What is inflammation? There’s a defensive war going on in your body, conducted by intelligence officers (ordinary cells), signalers (interferons and cytokines), generals (endothelial cells), armed soldiers (white blood cells). Their mission: to detect, envelop, destroy, and purge your body of bad germs, viruses, parasites, oxidizing molecules, and cancerous cells. That war, necessary for existence, leaves behind redness, swelling, heat, pain, loss of function. Inflammation.
Inflammation can be acute and short-term, depending on the insult to the body: a sprain, poison ivy, acne, pneumonia, burns. Short-term, the army is deployed, does its job, and the body is healed.
But chronic long-term inflammation has a dark side, playing a role in health concerns like heart disease, diabetes, cancer, psoriasis, asthma, skin aging, inflammatory arthritis, and inflammatory bowel disease.
Unhealthy Diet Just like a sprain, an unhealthy meal spikes inflammation, crippling artery function and thickening blood. A glut of sugar and fat in the blood generates free radicals, which trigger a biochemical cascade that induces inflammation. One lousy breakfast can double your C-reactive protein levels (a key marker for acute and chronic inflammation) even before lunchtime.
Repeat three times a day, and the results are chronic health concerns.
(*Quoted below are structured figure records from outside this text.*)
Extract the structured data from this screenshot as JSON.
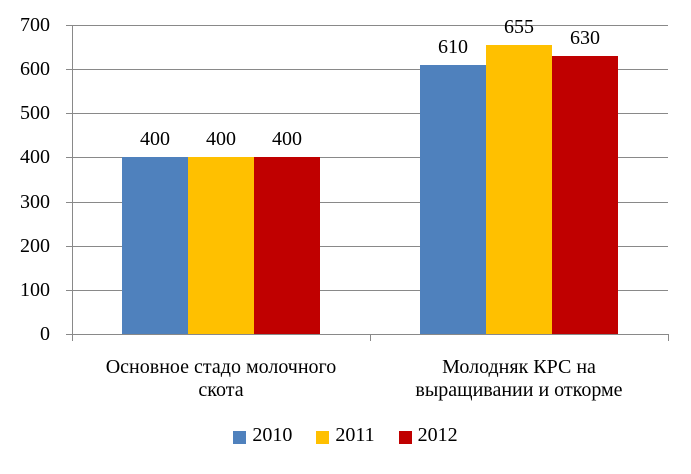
{
  "chart_data": {
    "type": "bar",
    "title": "",
    "xlabel": "",
    "ylabel": "",
    "grid": true,
    "data_labels": true,
    "legend_position": "bottom",
    "categories": [
      {
        "label": "Основное стадо молочного скота",
        "lines": [
          "Основное стадо молочного",
          "скота"
        ]
      },
      {
        "label": "Молодняк КРС на выращивании и откорме",
        "lines": [
          "Молодняк КРС на",
          "выращивании и откорме"
        ]
      }
    ],
    "series": [
      {
        "name": "2010",
        "color": "#4F81BD",
        "values": [
          400,
          610
        ]
      },
      {
        "name": "2011",
        "color": "#FFC000",
        "values": [
          400,
          655
        ]
      },
      {
        "name": "2012",
        "color": "#C00000",
        "values": [
          400,
          630
        ]
      }
    ],
    "y_axis": {
      "min": 0,
      "max": 700,
      "step": 100,
      "ticks": [
        "0",
        "100",
        "200",
        "300",
        "400",
        "500",
        "600",
        "700"
      ]
    },
    "colors": {
      "gridline": "#898989",
      "axis": "#898989",
      "text": "#000000",
      "background": "#FFFFFF"
    }
  }
}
A plant-based diet reduces inflammation in two ways. First, it lacks inflammatory triggers like animal fat, toxins, and bacteria. Second, plant-based foods are loaded with phytonutrients that have anti-inflammatory properties.
The most anti-inflammatory nutrients are various antioxidants, including:
- Flavones, such as the pigments found in the red-purple vegetables including eggplants, pepper, and tomatoes;
- Isoflavones, such as those found in soy
- Beta carotene, found in orange vegetables like carrots, winter squash and pumpkins;
- Flavanols, compounds found in onions, kale, broccoli and fruits like apples and berries;
- Omega-3 fatty acids, found in flaxseeds, walnuts, and chia seeds; and
- Vitamin C, found in citrus fruits, kiwi, strawberries, and papaya
Certain spices like turmeric and ginger are very high in anti-inflammatory properties, as is green and black tea.